Assisti algumas vezes, durante o dia, a actos do Capitão, cujas decisões eram arriscadas, subia no jipe e saía do aquartelamento juntamente com quatro ou cinco militares da Secção dos Dragões, (militares de Comandos africanos que eram guarda-costas do Capitão) embrenhavam-se afoitos na mata, em volta do aquartelamento e regressavam cerca de meia hora depois. No dia 12 de Setembro de 1969, houve coluna a Nova Lamego, e veio um Pelotão para Canjadude para manter segurança ao destacamento, porque havia uma operação a nível de Companhia no dia seguinte. Na coluna rebentou uma mina, na viatura que a encabeçava e na qual ia o Capitão, eu estava como operador de transmissões na viatura a seguir, houve 15 feridos, alguns dos quais com muitíssima gravidade, pedi evacuação por heli para 10 feridos. O Capitão sofreu alguns ferimentos, mas aparentemente nada de grave.

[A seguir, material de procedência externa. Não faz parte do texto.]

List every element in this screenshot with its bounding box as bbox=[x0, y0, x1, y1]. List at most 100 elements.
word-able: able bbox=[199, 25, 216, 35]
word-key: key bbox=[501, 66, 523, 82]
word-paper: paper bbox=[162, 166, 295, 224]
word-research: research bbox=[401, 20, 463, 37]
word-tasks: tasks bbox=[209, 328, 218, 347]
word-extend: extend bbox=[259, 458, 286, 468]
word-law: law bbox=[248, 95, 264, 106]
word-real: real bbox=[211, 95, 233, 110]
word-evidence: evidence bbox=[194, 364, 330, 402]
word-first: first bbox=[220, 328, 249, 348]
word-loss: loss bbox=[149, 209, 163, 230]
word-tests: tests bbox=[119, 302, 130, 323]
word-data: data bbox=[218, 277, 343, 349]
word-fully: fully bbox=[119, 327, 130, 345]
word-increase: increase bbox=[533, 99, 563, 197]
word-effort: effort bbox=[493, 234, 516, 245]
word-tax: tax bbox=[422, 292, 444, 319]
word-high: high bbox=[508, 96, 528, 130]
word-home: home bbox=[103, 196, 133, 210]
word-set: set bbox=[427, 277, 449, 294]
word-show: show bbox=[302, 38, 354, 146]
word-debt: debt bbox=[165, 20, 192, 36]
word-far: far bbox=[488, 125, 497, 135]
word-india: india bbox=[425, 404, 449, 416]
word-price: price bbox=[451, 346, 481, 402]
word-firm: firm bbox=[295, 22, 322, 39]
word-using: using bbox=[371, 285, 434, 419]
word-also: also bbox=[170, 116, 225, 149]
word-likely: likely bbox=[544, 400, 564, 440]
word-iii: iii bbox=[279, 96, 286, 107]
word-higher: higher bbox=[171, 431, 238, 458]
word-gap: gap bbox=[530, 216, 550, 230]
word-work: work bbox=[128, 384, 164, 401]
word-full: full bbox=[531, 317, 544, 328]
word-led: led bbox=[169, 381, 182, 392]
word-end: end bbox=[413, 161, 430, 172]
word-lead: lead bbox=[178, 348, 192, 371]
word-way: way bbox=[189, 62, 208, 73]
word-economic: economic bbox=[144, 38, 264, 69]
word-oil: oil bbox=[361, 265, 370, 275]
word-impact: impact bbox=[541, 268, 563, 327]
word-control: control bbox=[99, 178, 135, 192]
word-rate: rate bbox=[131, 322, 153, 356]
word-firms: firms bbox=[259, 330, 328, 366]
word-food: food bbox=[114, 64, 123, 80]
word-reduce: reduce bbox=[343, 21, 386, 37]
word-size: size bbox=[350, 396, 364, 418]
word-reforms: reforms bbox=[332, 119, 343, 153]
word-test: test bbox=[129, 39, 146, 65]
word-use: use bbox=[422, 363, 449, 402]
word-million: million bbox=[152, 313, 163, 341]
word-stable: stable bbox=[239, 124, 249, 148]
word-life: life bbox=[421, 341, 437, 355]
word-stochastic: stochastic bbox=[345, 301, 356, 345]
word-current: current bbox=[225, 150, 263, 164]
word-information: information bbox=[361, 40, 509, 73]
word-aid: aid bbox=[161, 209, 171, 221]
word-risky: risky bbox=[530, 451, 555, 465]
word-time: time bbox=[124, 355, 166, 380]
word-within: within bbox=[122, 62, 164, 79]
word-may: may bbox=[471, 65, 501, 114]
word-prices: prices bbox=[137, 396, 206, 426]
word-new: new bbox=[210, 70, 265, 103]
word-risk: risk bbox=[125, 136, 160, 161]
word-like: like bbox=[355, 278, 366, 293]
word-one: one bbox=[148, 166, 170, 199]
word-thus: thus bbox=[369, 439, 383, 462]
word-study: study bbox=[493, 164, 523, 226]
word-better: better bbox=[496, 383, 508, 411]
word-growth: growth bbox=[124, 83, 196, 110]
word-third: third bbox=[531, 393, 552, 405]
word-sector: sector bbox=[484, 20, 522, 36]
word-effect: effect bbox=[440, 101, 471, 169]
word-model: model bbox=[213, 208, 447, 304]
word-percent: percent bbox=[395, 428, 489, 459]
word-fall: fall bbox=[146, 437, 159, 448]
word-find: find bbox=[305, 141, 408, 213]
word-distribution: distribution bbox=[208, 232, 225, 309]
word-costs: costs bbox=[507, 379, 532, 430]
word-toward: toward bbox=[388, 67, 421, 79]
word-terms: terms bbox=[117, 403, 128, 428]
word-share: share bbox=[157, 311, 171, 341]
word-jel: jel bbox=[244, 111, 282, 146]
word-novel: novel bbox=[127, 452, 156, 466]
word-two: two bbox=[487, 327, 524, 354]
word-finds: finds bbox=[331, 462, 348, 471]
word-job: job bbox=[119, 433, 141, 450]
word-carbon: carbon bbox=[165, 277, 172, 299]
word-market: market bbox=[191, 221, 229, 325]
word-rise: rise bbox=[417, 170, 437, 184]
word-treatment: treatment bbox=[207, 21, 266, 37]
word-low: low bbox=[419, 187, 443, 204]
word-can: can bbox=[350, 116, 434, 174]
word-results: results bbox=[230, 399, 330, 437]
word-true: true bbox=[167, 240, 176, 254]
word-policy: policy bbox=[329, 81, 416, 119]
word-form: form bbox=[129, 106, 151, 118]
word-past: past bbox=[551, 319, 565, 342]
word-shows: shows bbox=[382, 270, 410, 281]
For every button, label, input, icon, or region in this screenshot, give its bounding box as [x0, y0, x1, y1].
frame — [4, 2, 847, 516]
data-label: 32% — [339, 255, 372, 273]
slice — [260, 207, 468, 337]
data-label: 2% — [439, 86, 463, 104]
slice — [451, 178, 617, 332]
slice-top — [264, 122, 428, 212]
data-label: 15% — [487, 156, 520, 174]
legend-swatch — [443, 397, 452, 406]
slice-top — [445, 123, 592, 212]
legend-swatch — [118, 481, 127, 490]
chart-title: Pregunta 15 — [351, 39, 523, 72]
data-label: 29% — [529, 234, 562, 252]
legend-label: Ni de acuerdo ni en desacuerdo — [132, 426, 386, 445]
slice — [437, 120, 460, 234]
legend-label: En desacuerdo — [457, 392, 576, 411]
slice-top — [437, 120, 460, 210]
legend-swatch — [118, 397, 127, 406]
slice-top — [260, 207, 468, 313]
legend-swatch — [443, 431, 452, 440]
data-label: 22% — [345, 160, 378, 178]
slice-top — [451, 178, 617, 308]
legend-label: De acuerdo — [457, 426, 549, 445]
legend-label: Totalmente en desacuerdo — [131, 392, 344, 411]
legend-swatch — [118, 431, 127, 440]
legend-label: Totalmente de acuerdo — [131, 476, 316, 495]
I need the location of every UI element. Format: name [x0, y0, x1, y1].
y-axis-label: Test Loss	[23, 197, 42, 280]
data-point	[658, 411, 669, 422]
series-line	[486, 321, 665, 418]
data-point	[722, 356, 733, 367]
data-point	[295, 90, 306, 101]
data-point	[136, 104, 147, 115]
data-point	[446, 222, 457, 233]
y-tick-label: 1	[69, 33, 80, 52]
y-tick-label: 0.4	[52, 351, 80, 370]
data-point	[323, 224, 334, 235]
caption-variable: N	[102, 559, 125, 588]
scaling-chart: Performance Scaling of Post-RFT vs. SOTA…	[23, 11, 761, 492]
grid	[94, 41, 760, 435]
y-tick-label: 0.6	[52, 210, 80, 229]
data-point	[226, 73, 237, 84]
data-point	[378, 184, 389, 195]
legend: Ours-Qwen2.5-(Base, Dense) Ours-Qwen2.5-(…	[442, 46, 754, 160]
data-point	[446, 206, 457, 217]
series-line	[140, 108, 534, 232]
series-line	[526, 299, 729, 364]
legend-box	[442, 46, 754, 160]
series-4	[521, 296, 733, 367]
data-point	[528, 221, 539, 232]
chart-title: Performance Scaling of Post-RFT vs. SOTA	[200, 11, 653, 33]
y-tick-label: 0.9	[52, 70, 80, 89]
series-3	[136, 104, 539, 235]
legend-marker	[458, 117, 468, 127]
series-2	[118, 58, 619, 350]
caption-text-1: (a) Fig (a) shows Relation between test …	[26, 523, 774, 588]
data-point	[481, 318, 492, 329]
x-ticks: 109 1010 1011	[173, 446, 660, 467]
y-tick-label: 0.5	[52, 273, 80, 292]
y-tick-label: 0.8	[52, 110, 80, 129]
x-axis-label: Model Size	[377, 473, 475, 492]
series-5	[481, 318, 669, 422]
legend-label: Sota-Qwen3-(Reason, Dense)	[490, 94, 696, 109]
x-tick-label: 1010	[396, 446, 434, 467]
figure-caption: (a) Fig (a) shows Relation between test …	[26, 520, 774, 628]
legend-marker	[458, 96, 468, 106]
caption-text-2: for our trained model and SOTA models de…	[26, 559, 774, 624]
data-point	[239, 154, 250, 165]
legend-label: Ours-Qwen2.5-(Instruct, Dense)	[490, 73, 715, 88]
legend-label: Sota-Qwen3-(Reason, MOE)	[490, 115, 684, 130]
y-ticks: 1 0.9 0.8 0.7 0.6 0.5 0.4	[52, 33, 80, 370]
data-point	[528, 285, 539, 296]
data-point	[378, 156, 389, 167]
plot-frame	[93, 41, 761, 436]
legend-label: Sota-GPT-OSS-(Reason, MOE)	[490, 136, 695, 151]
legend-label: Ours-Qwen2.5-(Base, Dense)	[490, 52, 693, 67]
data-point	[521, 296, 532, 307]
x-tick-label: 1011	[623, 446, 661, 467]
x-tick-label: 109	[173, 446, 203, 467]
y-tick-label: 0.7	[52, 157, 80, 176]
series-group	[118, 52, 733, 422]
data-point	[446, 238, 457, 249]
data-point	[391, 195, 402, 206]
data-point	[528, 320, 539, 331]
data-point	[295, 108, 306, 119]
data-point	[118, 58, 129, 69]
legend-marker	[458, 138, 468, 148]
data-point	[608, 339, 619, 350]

Foto 2 > À saída do aquartelamento, para o lado nascente a 150/200 metros, do arame farpado, tínhamos logo a bolanha alagada, isto não é rio. Corceiro, Pita, Ferra, Matias, Marques e Medeiros.

No dia 13 houve operação de três dias, comandada pelo Capitão Pacífico dos Reis, cujo objectivo era o Siai, eu também fui. Foi uma progressão no terreno muito difícil, devido a termos que caminhar muito tempo em terrenos alagados, algumas vezes com água pela cintura. Emboscámo-nos para passar a noite e devido à proximidade que mantinha com o Capitão, apercebi-me que esteve em padecimento e gemeu muito durante toda a noite, provavelmente devido aos ferimentos e efeitos provocados pela mina do dia anterior.

Ainda o alvorecer se escondia envergonhado e já todos de pé e enlameados, mastigávamos a bucha e bebíamos da lata o leite achocolatado. Era preciso avançar, estava o caminho à nossa frente à espera, senão ficava tarde. Continuámos a progredir por trilhos alagadiços, tendo parado 3 ou 4 vezes devido ao cansaço do pessoal, rumávamos em direcção a Ganguiró onde à chegada nos emboscámos, era já quase meio-dia. Neste local houve necessidade de pedir meia dúzia de evacuações, uma das quais para o Capitão, o pessoal estava todo estoirado.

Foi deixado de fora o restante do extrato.